Seldon is voiced by William Eedle in several episodes of the 1973 BBC Radio 4 adaptation The Foundation Trilogy.

Seldon is portrayed by Jared Harris in the 2021 Apple TV+ television series adaptation Foundation. His casting was announced in October 2019.

== Contemporary influence ==
Historian Ian Morris has discussed the applicability and inspiration of Hari Seldon to statistics and prediction. Hari Seldon's name is cited in an article in The Economist discussing the use of statistics in epidemiology, the process through which societies change collective political thinking, and "a general computer model of society."
Seldon is also quite often named in research as a metaphorical literary reference point.

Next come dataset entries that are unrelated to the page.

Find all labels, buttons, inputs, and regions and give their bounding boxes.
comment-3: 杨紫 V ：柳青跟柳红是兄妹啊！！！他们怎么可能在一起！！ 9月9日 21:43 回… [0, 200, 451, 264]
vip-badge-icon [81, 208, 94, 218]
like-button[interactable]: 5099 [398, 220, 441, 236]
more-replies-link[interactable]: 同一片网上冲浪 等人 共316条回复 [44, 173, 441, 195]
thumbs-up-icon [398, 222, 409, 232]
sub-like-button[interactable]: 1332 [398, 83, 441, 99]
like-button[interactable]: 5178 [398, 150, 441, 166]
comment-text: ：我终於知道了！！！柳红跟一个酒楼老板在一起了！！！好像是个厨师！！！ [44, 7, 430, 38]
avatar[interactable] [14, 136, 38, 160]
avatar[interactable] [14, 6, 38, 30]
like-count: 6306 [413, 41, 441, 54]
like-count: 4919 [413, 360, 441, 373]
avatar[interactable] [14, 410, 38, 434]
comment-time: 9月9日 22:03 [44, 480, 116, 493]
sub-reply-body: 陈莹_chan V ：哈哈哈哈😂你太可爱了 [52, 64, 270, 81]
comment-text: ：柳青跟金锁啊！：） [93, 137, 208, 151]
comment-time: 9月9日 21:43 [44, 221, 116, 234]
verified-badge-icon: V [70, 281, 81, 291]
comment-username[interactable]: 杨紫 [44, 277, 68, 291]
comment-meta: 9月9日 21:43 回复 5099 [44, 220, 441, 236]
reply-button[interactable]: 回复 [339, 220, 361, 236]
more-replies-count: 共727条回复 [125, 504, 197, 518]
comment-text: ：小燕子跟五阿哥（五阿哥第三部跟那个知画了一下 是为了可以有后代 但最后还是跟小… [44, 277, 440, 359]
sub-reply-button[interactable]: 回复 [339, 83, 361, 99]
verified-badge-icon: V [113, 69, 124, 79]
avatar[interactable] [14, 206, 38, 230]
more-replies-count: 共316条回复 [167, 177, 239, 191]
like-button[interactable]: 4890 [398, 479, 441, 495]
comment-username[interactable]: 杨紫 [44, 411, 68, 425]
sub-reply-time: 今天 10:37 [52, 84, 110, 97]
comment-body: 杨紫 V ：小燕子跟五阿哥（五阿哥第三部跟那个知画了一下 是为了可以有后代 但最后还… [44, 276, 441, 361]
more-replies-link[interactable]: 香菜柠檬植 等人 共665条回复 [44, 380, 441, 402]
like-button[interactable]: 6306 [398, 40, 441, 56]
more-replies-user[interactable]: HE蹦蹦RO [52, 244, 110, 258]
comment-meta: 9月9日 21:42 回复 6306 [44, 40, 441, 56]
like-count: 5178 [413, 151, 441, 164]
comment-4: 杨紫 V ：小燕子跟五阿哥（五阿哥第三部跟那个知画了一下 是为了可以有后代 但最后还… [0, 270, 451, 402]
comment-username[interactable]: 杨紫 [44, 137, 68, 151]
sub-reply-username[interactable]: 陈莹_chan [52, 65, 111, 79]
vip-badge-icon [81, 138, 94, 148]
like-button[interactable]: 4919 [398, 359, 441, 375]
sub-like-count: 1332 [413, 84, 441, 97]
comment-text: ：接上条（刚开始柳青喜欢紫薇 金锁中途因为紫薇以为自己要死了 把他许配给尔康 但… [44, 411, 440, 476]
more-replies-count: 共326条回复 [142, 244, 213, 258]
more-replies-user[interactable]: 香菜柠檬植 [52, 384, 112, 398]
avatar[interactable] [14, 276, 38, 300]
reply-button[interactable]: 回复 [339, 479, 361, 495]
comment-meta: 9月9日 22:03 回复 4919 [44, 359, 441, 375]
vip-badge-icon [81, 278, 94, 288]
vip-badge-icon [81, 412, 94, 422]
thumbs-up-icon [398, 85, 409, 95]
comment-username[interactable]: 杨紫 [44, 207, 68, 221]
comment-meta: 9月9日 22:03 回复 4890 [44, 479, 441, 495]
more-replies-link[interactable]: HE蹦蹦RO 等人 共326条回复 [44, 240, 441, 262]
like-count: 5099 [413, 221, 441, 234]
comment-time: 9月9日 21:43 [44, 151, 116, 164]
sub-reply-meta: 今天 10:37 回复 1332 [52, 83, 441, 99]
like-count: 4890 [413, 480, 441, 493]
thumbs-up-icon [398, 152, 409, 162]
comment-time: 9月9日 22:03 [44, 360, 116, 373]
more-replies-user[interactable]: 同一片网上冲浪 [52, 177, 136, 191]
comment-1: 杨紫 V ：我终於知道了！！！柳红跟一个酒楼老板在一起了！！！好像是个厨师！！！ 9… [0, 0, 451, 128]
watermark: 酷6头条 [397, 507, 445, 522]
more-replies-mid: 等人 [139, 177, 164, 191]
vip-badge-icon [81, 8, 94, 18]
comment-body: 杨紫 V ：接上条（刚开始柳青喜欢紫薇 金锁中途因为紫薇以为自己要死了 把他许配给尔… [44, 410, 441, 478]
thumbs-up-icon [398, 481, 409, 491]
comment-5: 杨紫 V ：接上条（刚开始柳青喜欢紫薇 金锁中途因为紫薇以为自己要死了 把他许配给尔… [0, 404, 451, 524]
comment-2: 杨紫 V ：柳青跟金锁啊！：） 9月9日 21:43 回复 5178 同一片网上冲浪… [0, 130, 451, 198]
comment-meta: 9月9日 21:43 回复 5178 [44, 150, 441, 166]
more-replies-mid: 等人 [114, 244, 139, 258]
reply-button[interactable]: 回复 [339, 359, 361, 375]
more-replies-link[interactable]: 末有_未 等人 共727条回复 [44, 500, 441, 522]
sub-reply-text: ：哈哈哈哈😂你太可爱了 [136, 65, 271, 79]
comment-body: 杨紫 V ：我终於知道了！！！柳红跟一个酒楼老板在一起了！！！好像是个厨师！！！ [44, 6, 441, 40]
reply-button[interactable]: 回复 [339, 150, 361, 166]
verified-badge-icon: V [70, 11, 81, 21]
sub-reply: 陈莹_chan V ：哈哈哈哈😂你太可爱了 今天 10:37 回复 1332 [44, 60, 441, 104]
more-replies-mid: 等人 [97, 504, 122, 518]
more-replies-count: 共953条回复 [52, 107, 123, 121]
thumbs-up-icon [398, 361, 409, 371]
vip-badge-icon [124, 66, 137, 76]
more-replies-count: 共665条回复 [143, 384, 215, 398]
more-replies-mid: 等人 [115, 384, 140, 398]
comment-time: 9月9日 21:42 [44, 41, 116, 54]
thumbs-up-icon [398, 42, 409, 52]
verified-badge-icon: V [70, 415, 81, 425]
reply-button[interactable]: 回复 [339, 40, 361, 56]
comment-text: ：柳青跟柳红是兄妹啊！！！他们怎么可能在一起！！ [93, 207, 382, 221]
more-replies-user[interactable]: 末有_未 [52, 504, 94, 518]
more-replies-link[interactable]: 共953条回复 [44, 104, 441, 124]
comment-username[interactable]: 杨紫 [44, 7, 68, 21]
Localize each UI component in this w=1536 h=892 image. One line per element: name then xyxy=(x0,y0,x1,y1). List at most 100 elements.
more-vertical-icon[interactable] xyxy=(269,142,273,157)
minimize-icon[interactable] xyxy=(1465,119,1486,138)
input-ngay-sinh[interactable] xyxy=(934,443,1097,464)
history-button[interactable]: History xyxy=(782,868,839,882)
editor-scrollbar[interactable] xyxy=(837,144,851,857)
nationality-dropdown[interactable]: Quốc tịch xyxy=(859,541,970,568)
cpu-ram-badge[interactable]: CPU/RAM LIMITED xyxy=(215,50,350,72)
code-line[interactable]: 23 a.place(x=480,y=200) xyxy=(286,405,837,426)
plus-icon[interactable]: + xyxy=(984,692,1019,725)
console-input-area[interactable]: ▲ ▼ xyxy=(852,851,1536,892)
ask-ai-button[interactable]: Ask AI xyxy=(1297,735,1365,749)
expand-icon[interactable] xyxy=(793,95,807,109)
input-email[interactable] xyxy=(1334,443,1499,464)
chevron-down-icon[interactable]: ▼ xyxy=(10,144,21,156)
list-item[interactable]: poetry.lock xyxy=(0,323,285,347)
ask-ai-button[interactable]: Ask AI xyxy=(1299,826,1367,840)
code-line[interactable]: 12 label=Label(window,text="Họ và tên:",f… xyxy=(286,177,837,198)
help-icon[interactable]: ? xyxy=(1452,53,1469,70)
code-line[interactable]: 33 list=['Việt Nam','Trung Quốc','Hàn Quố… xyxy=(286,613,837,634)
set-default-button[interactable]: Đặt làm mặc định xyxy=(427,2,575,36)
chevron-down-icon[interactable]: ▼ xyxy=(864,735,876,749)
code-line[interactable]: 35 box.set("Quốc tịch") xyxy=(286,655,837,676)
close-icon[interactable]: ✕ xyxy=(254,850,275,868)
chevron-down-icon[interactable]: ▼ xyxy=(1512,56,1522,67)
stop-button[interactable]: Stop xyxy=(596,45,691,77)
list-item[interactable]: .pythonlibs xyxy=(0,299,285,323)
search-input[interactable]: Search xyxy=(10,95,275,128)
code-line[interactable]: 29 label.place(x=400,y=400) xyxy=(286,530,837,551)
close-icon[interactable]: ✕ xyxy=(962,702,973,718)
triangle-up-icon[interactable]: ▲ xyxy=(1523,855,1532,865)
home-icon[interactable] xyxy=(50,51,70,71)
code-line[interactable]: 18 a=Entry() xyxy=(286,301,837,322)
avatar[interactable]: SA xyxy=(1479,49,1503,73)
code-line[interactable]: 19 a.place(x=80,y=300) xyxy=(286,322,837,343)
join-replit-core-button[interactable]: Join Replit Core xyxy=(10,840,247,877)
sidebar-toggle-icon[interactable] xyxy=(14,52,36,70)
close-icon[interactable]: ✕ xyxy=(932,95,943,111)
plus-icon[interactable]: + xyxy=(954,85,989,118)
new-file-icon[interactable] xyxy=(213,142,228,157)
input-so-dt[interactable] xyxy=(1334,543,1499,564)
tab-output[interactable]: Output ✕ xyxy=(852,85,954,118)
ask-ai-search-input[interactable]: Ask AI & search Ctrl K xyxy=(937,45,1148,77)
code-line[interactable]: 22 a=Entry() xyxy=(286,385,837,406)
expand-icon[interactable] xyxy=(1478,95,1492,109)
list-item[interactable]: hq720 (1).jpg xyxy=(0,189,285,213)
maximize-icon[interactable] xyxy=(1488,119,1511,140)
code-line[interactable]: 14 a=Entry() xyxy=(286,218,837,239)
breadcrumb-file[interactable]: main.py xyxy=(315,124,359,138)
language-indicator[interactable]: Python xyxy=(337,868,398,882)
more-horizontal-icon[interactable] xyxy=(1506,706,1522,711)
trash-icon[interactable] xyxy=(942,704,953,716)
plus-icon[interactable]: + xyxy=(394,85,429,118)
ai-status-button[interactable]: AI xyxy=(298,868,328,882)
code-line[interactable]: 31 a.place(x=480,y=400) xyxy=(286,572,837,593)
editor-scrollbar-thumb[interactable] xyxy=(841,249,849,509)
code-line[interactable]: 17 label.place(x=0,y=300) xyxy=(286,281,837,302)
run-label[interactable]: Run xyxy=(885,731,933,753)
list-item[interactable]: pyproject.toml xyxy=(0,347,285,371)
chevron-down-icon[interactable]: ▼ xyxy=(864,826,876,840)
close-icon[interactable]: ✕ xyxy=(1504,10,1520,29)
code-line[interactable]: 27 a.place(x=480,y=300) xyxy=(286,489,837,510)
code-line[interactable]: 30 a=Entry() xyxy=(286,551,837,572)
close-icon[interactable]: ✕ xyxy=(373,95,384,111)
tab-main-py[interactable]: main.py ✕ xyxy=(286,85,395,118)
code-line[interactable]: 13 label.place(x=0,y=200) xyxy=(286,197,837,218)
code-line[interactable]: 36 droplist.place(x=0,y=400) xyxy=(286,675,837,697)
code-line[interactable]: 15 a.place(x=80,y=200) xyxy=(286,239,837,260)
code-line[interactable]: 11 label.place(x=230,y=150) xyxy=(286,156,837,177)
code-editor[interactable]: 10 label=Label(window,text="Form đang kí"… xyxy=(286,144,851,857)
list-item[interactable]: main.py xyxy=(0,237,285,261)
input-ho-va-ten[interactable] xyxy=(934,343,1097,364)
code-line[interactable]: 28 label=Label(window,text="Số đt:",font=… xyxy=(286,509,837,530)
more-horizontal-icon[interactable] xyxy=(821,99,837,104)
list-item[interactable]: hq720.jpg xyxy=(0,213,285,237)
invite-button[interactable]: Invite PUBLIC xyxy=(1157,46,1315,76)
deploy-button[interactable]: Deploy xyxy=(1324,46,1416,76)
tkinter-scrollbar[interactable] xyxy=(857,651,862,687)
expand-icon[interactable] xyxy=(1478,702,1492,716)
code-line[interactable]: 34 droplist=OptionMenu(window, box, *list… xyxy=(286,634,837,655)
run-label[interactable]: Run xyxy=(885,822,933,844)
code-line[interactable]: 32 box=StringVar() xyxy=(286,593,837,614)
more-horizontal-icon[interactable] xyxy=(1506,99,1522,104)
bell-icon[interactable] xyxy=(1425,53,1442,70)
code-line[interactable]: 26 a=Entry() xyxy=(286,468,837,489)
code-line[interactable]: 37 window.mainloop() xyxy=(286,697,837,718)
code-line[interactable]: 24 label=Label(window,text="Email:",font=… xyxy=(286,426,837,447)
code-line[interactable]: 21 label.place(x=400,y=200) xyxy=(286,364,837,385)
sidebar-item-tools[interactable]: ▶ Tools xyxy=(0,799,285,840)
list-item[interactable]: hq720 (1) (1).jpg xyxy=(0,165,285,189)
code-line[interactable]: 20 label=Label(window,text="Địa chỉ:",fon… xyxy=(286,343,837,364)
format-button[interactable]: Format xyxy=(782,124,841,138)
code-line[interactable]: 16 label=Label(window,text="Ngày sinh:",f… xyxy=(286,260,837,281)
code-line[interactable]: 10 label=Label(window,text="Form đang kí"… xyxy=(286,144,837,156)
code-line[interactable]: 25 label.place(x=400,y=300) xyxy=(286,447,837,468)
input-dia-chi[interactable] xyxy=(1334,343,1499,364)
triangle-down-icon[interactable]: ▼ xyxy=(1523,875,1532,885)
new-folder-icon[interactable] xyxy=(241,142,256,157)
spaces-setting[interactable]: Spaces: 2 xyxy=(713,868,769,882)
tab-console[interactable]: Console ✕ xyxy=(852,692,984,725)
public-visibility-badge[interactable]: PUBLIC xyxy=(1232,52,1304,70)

Phil Pinn speculated in Forbes that Seldon's psychohistory is being manifested in today's emergence of Big Data. Tom Boellstorff called Seldon has even been labeled a "paradigmatic figure" in Big Data research.
In 2019, the term Seldonian algorithm was chosen to honor the character in new artificial intelligence techniques intended to avoid undesirable behaviors in decision-making systems.

People who credit to Hari Seldon for the career choices that they made include economist and New York Times columnist Paul Krugman and US politician Newt Gingrich. French politician Jean-Luc Mélenchon also cites Seldon as one of his metapolitical sources of inspiration.